LA PALADINA DEGLI INTOCCABILI
CONTRO L’ONDA NAZIONALISTA INDÙ
Foto di Nikhil Roshan
E’ ormai arrivato al culmine, in India, il periodo elettorale. Cinque settimane per portare al voto, Stato per Stato, 814 milioni di persone.
L’Uttar Pradesh, quinto Stato per estensione con i suoi quasi 200 milioni di persone, è il primo per popolazione nel Paese. Porterà alla Lok Sabha il numero maggiore di rappresentanti, 84 seggi sui 543 totali. Proprio per questo gli analisti lo guardano con molta attenzione per capire che cosa succederà nel Paese e quasi tutti sono convinti che sarà l’onda di Narendra Modi a spazzare via i concorrenti.
Modi, leader del principale partito di opposizione, il BJP, largamente favorito, ha investito in una campagna elettorale costosissima, riuscendo ad affermare l’idea che la sua ascesa al potere porterà ad una ripresa dell’economia indiana. Figura autoritaria, che si è guadagnato tra i capitani d’industria la reputazione di un uomo capace di fare, il consenso per Modi è epidemico in gran parte dell’India. Ma non dappertutto.
Se c’è una persona capace di indebolire nell’Uttar Pradesh la macchina da guerra di Modi è Mayawati Kumari per il Bahujan Samaj Party. Quattro volte Chief Minister dell’Uttar Pradesh, paladina dei “dalit”, i cosiddetti “intoccabili”. Tradizionalmente oppressi ed emarginati dal sistema a caste indù, gli intoccabili la considerano un’icona e la chiamano Behen-ji, “sorella”. Mayawati Kumari ha condotto una campagna low profile nelle sue tradizionali roccaforti.
Il servizio di Nikhil Roshan documenta un momento particolarmente intenso della sua campagna elettorale: il suo ingresso nel villaggio di Thana Bhawan, nel distretto di Shamil nell’Uttar Pradesh occidentale dove è stata accolta da una folla giubilante.
Tra loro non c’erano solo i dalit, i fuoricasta. Nel distretto di Shamil e nel vicino Muzaffarnagar è ancora aperta la ferita dei tumulti che hanno coinvolto alcune zone rurali lo scorso anno, disordini che hanno spinto centinaia di famiglia musulmane a rifugiarsi in campi profughi. Molte di queste famiglie, per timore, non sono ancora rientrate a casa.
I musulmani in questa zona sono un bacino elettorale del Samajwadi Party (SP). Ma l’incapacità di questo partito di prevenire i disordini sta spingendo i musulmani a cercare delle alternative come il BSP. Nel suo discorso Mayawati punta proprio sulle insicurezze dei musulmani, ricorda le accuse a Modi per le violente rivolte nel Gujarat nel 2002.

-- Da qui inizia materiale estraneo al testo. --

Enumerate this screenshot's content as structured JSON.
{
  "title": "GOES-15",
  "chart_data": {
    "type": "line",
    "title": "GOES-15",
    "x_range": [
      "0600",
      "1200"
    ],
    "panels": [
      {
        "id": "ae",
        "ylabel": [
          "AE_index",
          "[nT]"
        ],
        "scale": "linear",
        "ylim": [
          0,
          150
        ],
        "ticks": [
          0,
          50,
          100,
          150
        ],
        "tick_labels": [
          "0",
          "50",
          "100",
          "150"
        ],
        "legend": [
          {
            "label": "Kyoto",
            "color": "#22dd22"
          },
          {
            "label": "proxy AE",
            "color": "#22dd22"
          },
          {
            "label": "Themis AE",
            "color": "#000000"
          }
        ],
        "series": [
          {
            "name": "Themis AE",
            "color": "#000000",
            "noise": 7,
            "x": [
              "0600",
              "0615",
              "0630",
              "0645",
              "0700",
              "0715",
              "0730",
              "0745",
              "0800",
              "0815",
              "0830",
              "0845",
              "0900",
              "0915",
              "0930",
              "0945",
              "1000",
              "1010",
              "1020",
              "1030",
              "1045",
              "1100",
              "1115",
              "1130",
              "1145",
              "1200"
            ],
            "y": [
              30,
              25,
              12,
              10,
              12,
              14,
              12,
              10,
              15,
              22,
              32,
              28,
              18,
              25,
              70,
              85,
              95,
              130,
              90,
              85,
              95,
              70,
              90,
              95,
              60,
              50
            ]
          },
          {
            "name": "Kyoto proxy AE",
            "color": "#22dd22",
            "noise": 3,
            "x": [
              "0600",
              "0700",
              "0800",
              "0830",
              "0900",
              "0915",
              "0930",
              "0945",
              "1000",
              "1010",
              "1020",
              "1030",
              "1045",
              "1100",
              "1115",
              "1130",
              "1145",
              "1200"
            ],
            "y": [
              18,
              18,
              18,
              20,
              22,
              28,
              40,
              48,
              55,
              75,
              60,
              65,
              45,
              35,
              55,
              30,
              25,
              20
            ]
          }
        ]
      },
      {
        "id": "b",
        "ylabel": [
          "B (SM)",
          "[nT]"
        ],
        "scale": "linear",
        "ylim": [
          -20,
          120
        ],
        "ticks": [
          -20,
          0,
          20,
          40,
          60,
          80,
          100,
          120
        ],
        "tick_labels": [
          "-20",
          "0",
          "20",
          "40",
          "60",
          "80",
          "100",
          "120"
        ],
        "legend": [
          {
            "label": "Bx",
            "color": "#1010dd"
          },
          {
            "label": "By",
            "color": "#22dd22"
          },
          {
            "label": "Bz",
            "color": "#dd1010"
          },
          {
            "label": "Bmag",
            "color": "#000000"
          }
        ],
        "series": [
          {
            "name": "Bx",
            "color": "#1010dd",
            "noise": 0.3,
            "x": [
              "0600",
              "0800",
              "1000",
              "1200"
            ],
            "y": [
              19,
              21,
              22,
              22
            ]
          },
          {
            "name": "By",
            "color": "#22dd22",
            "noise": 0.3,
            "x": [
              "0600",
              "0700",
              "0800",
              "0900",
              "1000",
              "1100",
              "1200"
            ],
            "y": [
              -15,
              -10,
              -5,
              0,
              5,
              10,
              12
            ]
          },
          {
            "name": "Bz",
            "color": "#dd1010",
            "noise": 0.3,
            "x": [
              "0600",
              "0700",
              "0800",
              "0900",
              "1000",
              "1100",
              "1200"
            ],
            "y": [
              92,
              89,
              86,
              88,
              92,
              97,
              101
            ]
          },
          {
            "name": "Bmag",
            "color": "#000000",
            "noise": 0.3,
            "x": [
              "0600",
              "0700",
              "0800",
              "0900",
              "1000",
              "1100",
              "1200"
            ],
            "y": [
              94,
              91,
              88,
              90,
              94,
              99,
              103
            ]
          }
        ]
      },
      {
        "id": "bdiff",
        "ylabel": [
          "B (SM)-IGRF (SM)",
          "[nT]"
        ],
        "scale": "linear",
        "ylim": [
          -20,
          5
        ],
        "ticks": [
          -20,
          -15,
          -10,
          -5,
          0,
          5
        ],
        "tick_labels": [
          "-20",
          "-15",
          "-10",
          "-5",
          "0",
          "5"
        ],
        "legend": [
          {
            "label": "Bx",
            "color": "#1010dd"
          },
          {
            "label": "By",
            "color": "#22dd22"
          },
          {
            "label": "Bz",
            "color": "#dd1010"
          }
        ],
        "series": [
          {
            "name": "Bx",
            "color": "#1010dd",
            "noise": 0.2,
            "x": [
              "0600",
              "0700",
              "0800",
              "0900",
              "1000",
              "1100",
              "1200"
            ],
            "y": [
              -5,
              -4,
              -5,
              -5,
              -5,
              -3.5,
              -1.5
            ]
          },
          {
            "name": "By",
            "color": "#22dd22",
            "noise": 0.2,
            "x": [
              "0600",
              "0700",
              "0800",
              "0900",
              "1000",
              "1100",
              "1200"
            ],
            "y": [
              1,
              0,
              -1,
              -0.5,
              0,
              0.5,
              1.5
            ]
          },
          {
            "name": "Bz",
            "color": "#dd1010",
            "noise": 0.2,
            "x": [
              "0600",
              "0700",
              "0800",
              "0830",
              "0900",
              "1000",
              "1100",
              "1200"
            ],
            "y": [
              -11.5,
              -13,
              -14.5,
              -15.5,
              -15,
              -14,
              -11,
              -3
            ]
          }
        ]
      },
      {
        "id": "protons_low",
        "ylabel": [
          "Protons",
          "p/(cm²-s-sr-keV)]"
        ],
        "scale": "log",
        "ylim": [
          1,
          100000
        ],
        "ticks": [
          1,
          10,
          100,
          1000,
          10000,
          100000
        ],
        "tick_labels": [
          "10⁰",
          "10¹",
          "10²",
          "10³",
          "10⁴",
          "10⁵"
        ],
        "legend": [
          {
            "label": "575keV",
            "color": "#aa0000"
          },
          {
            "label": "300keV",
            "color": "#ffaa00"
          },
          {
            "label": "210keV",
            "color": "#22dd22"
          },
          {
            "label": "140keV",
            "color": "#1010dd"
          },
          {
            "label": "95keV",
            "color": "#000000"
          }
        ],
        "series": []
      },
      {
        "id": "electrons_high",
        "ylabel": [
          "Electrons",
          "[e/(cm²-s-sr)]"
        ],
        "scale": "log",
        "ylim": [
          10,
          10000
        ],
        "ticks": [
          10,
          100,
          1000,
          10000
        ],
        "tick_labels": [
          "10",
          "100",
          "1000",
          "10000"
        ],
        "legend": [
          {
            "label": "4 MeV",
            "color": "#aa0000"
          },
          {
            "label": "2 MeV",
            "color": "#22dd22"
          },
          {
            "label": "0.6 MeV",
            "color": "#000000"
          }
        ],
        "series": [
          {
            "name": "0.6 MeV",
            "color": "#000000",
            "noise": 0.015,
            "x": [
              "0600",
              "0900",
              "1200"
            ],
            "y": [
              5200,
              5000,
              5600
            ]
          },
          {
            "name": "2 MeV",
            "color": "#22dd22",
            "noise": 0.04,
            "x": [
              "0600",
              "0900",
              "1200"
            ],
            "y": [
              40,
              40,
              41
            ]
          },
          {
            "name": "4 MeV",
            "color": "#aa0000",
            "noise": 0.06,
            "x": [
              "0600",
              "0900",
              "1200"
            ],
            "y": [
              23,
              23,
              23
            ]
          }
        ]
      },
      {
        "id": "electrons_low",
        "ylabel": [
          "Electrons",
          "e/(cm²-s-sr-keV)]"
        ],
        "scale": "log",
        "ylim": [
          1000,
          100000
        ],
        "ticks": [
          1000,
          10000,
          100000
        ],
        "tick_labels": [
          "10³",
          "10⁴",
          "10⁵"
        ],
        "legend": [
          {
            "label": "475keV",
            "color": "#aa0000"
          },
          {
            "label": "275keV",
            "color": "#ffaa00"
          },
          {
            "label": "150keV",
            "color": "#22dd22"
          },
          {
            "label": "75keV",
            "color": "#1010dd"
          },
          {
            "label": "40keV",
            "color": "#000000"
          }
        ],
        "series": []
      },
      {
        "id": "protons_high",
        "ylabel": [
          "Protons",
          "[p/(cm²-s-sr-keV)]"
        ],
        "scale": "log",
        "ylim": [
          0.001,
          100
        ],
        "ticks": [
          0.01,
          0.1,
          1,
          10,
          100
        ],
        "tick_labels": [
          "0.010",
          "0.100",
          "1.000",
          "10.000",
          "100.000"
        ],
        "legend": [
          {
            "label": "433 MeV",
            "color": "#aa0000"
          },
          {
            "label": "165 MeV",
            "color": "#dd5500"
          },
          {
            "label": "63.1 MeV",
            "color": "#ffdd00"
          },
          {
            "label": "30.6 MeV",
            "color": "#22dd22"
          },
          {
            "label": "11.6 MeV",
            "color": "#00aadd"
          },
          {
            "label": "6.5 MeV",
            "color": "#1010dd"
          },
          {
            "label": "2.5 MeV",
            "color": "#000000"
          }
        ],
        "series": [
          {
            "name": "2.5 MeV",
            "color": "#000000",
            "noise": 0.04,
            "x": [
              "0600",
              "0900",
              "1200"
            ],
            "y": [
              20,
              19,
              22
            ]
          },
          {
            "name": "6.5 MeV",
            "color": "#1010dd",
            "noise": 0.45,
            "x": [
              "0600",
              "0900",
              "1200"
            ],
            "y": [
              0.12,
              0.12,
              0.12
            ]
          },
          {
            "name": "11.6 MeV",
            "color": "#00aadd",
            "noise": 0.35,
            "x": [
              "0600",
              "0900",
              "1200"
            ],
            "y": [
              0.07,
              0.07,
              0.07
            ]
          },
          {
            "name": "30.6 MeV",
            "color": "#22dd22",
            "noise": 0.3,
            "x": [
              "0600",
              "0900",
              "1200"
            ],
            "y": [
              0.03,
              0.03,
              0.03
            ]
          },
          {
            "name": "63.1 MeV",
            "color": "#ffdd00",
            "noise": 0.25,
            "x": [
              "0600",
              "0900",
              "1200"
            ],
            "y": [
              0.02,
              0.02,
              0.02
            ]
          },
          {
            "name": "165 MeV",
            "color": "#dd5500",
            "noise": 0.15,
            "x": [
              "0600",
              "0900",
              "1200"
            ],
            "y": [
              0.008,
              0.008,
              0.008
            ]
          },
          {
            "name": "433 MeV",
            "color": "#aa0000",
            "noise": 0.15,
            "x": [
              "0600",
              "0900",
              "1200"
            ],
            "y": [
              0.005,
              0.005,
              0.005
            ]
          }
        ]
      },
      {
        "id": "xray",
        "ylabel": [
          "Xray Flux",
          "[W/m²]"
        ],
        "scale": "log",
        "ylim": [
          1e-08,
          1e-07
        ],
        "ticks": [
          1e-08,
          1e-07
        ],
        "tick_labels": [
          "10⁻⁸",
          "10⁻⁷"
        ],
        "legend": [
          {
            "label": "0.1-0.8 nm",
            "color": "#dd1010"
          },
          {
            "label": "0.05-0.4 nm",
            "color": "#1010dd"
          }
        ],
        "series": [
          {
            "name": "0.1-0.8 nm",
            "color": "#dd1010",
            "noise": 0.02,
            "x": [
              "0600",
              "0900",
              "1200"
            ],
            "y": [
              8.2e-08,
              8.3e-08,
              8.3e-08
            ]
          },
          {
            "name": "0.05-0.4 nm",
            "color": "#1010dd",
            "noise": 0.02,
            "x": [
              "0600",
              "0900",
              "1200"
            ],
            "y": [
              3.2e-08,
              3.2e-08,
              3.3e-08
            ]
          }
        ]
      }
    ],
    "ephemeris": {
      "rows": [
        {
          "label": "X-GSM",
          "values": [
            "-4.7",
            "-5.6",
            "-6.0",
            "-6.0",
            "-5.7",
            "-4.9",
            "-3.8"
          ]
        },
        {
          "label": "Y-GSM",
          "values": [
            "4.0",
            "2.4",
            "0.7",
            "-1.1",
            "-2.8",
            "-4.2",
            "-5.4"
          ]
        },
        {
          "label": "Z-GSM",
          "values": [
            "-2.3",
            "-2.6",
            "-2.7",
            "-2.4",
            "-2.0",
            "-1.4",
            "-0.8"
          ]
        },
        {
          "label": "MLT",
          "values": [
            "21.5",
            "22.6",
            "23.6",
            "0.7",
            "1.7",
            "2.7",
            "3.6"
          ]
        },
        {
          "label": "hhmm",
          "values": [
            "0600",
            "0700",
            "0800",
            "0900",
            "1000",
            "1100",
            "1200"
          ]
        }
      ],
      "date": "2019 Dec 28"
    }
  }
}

Tuttavia per gli sfollati del campo di Malakpur le responsabilità non sono tutte nettamente da una sola parte. Vivendo in tende dallo scorso settembre, non solo hanno perso il senso della dignità e della sicurezza, ma anche il piacere di vedere crescere i loro figli sani e felici.
Appena fuori dal campo, ci sono mucchi di terra senza nome: sono le tombe dei bambini morti di freddo lo scorso inverno. Quando i media si sono accorti di queste morti e ne hanno parlato indignandosi, nel campo sono arrivati aiuti in coperte e in denaro. Ma molti dei profughi sostengono che quegli aiuti non sono mai arrivati a loro ma che sono rinite nelle casse di un operatore umanitario vicino al rappresentante di circoscrizione del BSP.